LONDON — The U.K., the world’s largest offshore-wind market, pledged funds to increase jobs in the industry sevenfold in a bid to spur economic recovery.
The government will commit 66 million pounds ($100 million) to expand the offshore-wind supply chain and finance research to curb costs, according to a strategy by Deputy Prime Minister Nick Clegg and Energy Secretary Ed Davey. The expected industry growth may add 7 billion pounds a year to the economy by 2020.

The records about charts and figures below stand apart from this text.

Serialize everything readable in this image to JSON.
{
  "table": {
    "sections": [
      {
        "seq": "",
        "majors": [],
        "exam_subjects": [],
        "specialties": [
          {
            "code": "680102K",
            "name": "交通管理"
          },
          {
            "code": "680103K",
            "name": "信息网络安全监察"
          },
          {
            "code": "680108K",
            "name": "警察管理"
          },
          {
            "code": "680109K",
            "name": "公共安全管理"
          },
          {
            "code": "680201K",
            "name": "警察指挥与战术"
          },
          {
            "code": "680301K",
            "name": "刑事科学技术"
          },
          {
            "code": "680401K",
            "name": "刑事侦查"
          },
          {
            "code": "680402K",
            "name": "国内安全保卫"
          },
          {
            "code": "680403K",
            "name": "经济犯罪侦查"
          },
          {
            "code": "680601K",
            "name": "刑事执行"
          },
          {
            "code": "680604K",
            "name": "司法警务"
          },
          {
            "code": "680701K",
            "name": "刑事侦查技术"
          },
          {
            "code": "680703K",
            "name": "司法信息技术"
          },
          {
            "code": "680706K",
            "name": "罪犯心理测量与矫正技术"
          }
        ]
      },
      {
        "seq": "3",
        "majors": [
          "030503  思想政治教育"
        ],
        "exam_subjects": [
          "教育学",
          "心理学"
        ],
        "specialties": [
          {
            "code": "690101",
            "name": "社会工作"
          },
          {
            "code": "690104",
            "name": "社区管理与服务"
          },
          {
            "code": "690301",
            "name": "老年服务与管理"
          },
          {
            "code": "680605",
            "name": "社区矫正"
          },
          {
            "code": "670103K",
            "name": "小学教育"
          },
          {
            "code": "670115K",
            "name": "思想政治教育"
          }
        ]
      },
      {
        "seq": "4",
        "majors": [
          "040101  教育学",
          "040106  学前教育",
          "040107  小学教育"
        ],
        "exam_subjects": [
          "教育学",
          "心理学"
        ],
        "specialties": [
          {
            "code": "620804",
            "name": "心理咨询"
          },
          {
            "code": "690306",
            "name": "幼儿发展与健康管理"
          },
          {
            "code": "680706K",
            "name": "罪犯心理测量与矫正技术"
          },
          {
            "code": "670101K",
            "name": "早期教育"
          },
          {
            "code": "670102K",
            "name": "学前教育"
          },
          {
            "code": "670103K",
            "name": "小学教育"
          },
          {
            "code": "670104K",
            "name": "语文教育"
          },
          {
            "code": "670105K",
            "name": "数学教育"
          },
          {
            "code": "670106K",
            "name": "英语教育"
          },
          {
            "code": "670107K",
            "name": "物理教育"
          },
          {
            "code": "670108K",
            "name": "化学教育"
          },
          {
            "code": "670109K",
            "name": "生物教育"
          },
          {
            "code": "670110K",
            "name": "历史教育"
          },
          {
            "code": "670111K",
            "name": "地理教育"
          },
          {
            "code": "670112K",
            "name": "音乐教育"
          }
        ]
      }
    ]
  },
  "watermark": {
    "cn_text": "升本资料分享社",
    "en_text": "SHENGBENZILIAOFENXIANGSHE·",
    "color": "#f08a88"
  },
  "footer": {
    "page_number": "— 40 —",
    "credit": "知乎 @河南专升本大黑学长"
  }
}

Britain has more offshore wind-power capacity than the rest of the world put together and is trying to ease reliance on equipment imports by expanding its domestic supply chain. The industry could employ 30,000 people in 2020, up from 4,000, the Department for Business said in an e-mailed statement.
“If we make the most of offshore wind’s potential in the U.K., it can provide a big proportion of the energy that lights our homes and powers our economy,” Clegg said. “This strategy will help keep Britain as the world leader in one of the most important industries of the 21st century.”
Clegg and Davey announced the strategy today as they opened the 270-megawatt Lincs wind farm off eastern England. The project is led by Centrica Plc along with Denmark’s Dong Energy A/S and a unit of Germany’s Siemens AG.
As part of the strategy, ministers will set up an Offshore Wind Investment Organization to attract investment. They’ll require developers of offshore wind farms above a certain size to submit a supply-chain plan before applying for guaranteed electricity payments under contracts set up by the government.
“This document is a blueprint for green-collar job creation,” Maria McCaffery, chief executive officer of the RenewableUK lobby group, said in a statement.
The U.K. had almost 3,000 megawatts of wind turbines installed at sea at the end of 2012, compared with a global total of 5,410 megawatts, according to the Global Wind Energy Council. The European Wind Energy Association said in July that project financing had slowed because of regulatory uncertainty.
While the U.K. has no factories for offshore wind turbines, manufacturers including Siemens, which has the most turbines at sea, Gamesa Corp. Tecnologica SA and Samsung Heavy Industries Co. plan to build plants in Britain.
South Korea’s Doosan Power Systems Ltd. last year canceled a 170 million-pound plan to build offshore turbines in Scotland, while Vestas Wind Systems A/S shelved a proposed offshore turbine factory in southeast England, citing a lack of clarity in the government’s subsidy plans.